I had recalled the dirty, dirty sex more times than I was going to admit, even to Nancy. “Ian’s amusing company, but not exactly marriage material.” He was the kind of man who would slash someone a hundred times as revenge for one cut I’d received. He was the kind of man who had human thralls service his various sordid whims. “Speaking of school, I’m seeing Toodles on my trip east.”

“J’adore Toodles, but I think that if she takes off her pearl necklace, her head will fall off. Let me see your ring.” Nancy turned my hand to examine it. “Brilliant-cut canary stone with lateral diamonds in platinum. Compare and contrast.” We held our left hands together. “You bitch, it’s bigger than mine.

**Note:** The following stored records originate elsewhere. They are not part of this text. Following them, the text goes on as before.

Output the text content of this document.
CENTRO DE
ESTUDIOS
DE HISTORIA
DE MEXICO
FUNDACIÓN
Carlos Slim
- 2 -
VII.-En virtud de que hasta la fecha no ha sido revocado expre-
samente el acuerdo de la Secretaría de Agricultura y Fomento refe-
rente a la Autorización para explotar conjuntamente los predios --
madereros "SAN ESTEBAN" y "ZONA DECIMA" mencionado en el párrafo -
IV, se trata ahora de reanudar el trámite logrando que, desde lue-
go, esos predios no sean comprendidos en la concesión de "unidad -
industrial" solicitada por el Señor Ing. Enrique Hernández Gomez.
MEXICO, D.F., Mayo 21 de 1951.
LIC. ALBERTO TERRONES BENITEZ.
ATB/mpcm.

I’m going to tell Todd we’ve got to upgrade.”

“You know, I hate to say anything in Todd’s favor, but he did take you on a long honeymoon to Tahiti.”

“Where are you honeymooning?”

“Oswald can only take four days off and we’re going to Baja.” Oswald would be performing cleft-palate surgeries for the poor during the day, and we’d frolic on the beach at night.

“Baja isn’t Bali,” Nancy said as she gave me a final twirl and let me go.

I turned down the music and stared out the window. “You’d think this wedding planner would call if she’s running so late.”

“She’s appallingly irresponsible.” Nancy joined me and we stared down at the street below. “But so are you, waiting all this time to hire someone. Have you even ordered your dress yet?”

“The wedding isn’t until August. I’ve got almost four months.”

“Shame on you! When you’re planning a wedding, you don’t have months, or weeks. You have days and hours. Right now you have a mere one hundred and seventeen days to put together the biggest event of your life.”

“It’s too daunting. I’m totally daunted. Oswald’s mother thinks it will be a nightmarish carnival of mariachis, chili pepper string lights, and taco tables, and I’ll wear a gown made of purple polyester lace. Why does she think I’m tacky?”

“You’re a lavish girl, and people mistake subtlety for style, when it is no such thing. I’m developing an entire thesis around this. Chapter titles will tell you what isn’t style, such as ‘Mono-chromaticism Isn’t Style.’”

Leaning my forehead against the glass, I said, “I wanted a simple ceremony. But at least we’ve got a location I like.”